Personally, and maybe in part because I was using Unix long before vim existed (heck, the first version of Unix I used didn't have "vi" either - but that's another story), I would normally use a 'shell script' (or, more likely, a Perl script) to do the transform. For converting CSV data to INSERT, dealing with quotes/non-quotes and embedded commas in full generality is messy -- I'd probably aim to use a Perl script with Text::CSV_XS to guarantee correct parsing. I'd then run that script on the range of text that needed converting.
One advantage of this is the focussed tool approach - one tool does one job right. My private bin directory has 300 or more scripts and programs in it; the RCS directory has over 500 scripts in it.
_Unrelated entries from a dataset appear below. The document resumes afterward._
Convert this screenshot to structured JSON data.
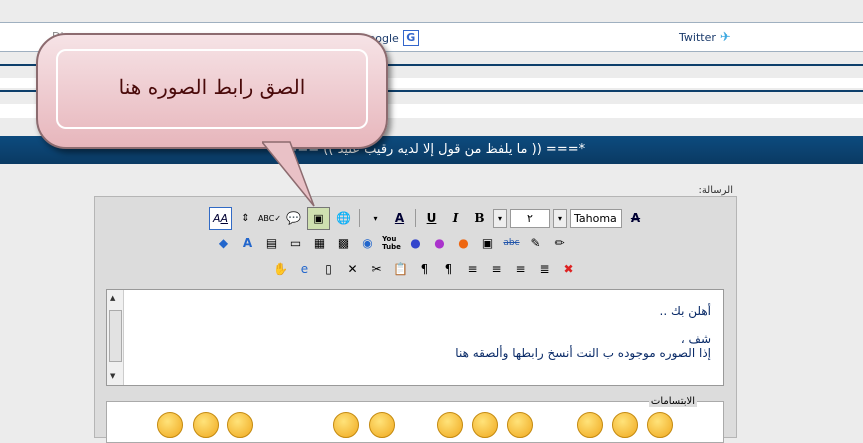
{
  "share": {
    "twitter": "Twitter",
    "google": "Google",
    "digg": "Digg"
  },
  "title_bar": "*=== (( ما يلفظ من قول إلا لديه رقيب عتيد )) ===*",
  "callout": "الصق رابط الصوره هنا",
  "message_label": "الرسالة:",
  "toolbar": {
    "font": "Tahoma",
    "size": "٢"
  },
  "editor_text": {
    "line1": "أهلن بك ..",
    "line2": "شف ،",
    "line3": "إذا الصوره موجوده ب النت أنسخ رابطها وألصقه هنا"
  },
  "smilies_label": "الابتسامات",
  "colors": {
    "title_bg": "#0d4b7e",
    "text": "#0a2b68",
    "accent_border": "#316ac5"
  }
}
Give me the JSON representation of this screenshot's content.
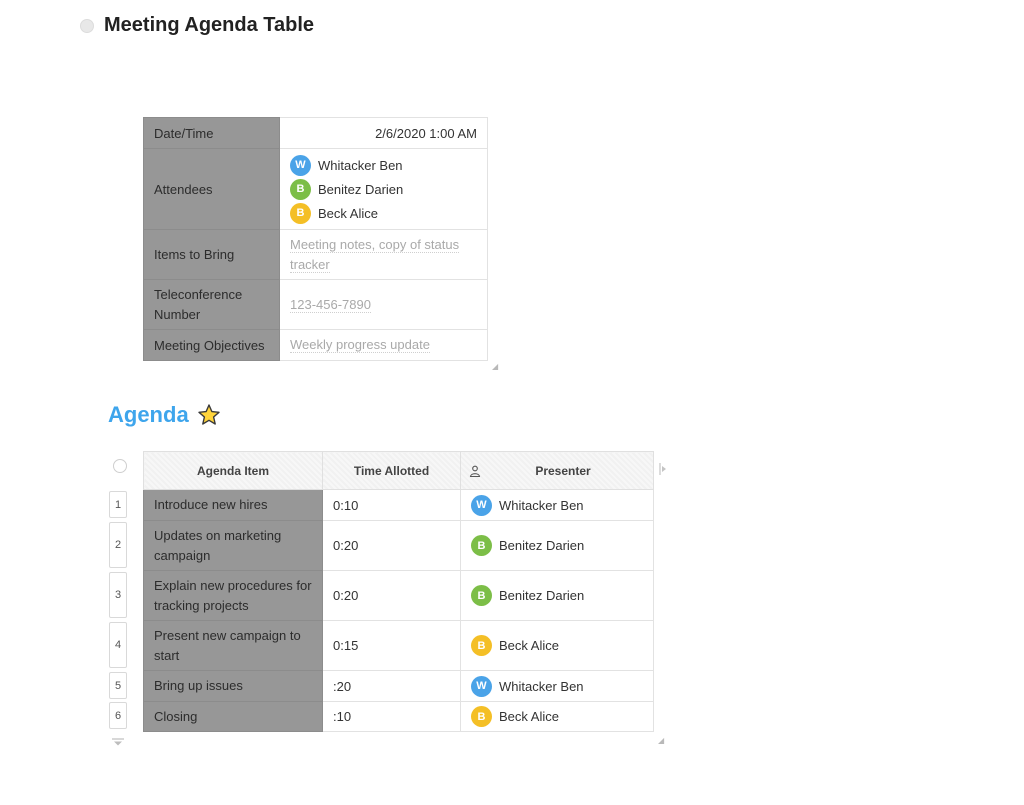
{
  "page": {
    "title": "Meeting Agenda Table"
  },
  "info_table": {
    "rows": [
      {
        "label": "Date/Time",
        "value": "2/6/2020 1:00 AM"
      },
      {
        "label": "Attendees"
      },
      {
        "label": "Items to Bring",
        "placeholder": "Meeting notes, copy of status tracker"
      },
      {
        "label": "Teleconference Number",
        "placeholder": "123-456-7890"
      },
      {
        "label": "Meeting Objectives",
        "placeholder": "Weekly progress update"
      }
    ],
    "attendees": [
      {
        "initial": "W",
        "name": "Whitacker Ben",
        "color": "#4aa3e8"
      },
      {
        "initial": "B",
        "name": "Benitez Darien",
        "color": "#7cbe47"
      },
      {
        "initial": "B",
        "name": "Beck Alice",
        "color": "#f4bf26"
      }
    ]
  },
  "agenda": {
    "title": "Agenda",
    "title_icon": "star-icon",
    "columns": {
      "item": "Agenda Item",
      "time": "Time Allotted",
      "presenter": "Presenter"
    },
    "rows": [
      {
        "num": "1",
        "item": "Introduce new hires",
        "time": "0:10",
        "initial": "W",
        "presenter": "Whitacker Ben",
        "color": "#4aa3e8"
      },
      {
        "num": "2",
        "item": "Updates on marketing campaign",
        "time": "0:20",
        "initial": "B",
        "presenter": "Benitez Darien",
        "color": "#7cbe47"
      },
      {
        "num": "3",
        "item": "Explain new procedures for tracking projects",
        "time": "0:20",
        "initial": "B",
        "presenter": "Benitez Darien",
        "color": "#7cbe47"
      },
      {
        "num": "4",
        "item": "Present new campaign to start",
        "time": "0:15",
        "initial": "B",
        "presenter": "Beck Alice",
        "color": "#f4bf26"
      },
      {
        "num": "5",
        "item": "Bring up issues",
        "time": ":20",
        "initial": "W",
        "presenter": "Whitacker Ben",
        "color": "#4aa3e8"
      },
      {
        "num": "6",
        "item": "Closing",
        "time": ":10",
        "initial": "B",
        "presenter": "Beck Alice",
        "color": "#f4bf26"
      }
    ]
  },
  "colors": {
    "accent": "#3ea5ec",
    "label_cell_bg": "#979797",
    "placeholder": "#a9a9a9"
  }
}
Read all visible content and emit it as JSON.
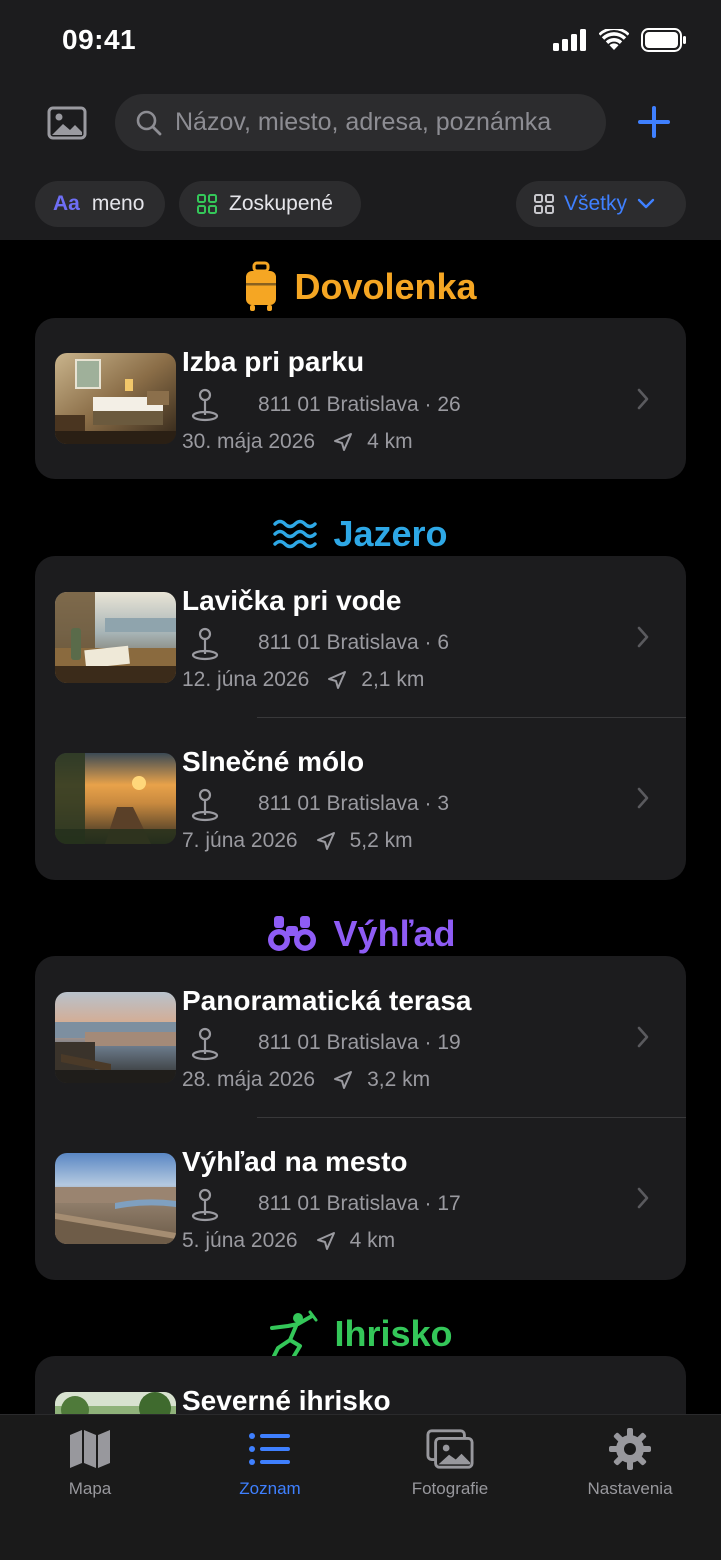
{
  "status_bar": {
    "time": "09:41"
  },
  "search": {
    "placeholder": "Názov, miesto, adresa, poznámka"
  },
  "chips": {
    "sort_prefix": "Aa",
    "sort_label": "meno",
    "group_label": "Zoskupené",
    "filter_label": "Všetky"
  },
  "colors": {
    "accent": "#3f80ff",
    "dovolenka": "#f5a623",
    "jazero": "#2ea8e6",
    "vyhlad": "#8e5cf5",
    "ihrisko": "#34c759"
  },
  "sections": [
    {
      "title": "Dovolenka",
      "icon": "suitcase-icon",
      "items": [
        {
          "title": "Izba pri parku",
          "address": "811 01 Bratislava · 26",
          "date": "30. mája 2026",
          "distance": "4 km"
        }
      ]
    },
    {
      "title": "Jazero",
      "icon": "water-waves-icon",
      "items": [
        {
          "title": "Lavička pri vode",
          "address": "811 01 Bratislava · 6",
          "date": "12. júna 2026",
          "distance": "2,1 km"
        },
        {
          "title": "Slnečné mólo",
          "address": "811 01 Bratislava · 3",
          "date": "7. júna 2026",
          "distance": "5,2 km"
        }
      ]
    },
    {
      "title": "Výhľad",
      "icon": "binoculars-icon",
      "items": [
        {
          "title": "Panoramatická terasa",
          "address": "811 01 Bratislava · 19",
          "date": "28. mája 2026",
          "distance": "3,2 km"
        },
        {
          "title": "Výhľad na mesto",
          "address": "811 01 Bratislava · 17",
          "date": "5. júna 2026",
          "distance": "4 km"
        }
      ]
    },
    {
      "title": "Ihrisko",
      "icon": "playground-icon",
      "items": [
        {
          "title": "Severné ihrisko"
        }
      ]
    }
  ],
  "tabbar": {
    "map": "Mapa",
    "list": "Zoznam",
    "photos": "Fotografie",
    "settings": "Nastavenia"
  }
}
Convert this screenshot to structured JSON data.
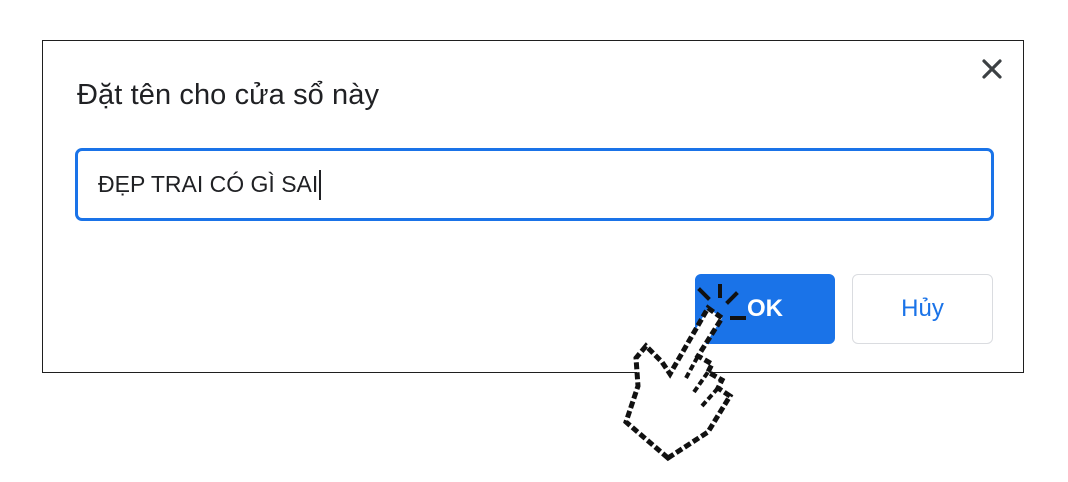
{
  "dialog": {
    "title": "Đặt tên cho cửa sổ này",
    "close_icon": "close-icon",
    "input": {
      "value": "ĐẸP TRAI CÓ GÌ SAI",
      "placeholder": ""
    },
    "ok_label": "OK",
    "cancel_label": "Hủy"
  },
  "cursor": {
    "icon": "hand-pointer-icon"
  },
  "colors": {
    "accent": "#1a73e8",
    "text": "#202124",
    "border": "#dadce0"
  }
}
This is not to say that scripting in vim is bad. I use (more or less) complex map commands to write complex manipulations, often when I'm about to have to do the same change across a suite of files, and when I don't think it will be worth creating a script for the job. However, if I think I might need the changes more than once, then I'll script it. For example, GCC started to get uppity (circa 2005) about not embedding unused static strings in object files - which meant my version control information wasn't visible. So, over a period of years, as I edit the source files, I've converted from a static (fixed) name to a public name - reluctantly, but necessarily AFAIAC. I have a script that does that edit for me, so when I need to make the change in a file, I run that script to do so. I have another script that updates the copyright information; I need that each time I first modify a file in a given year. Yeah, I could probably stash it away as something in vim -- I grew up thinking that the separate script is better, not least because if I switch to any other editor, I can still use the script.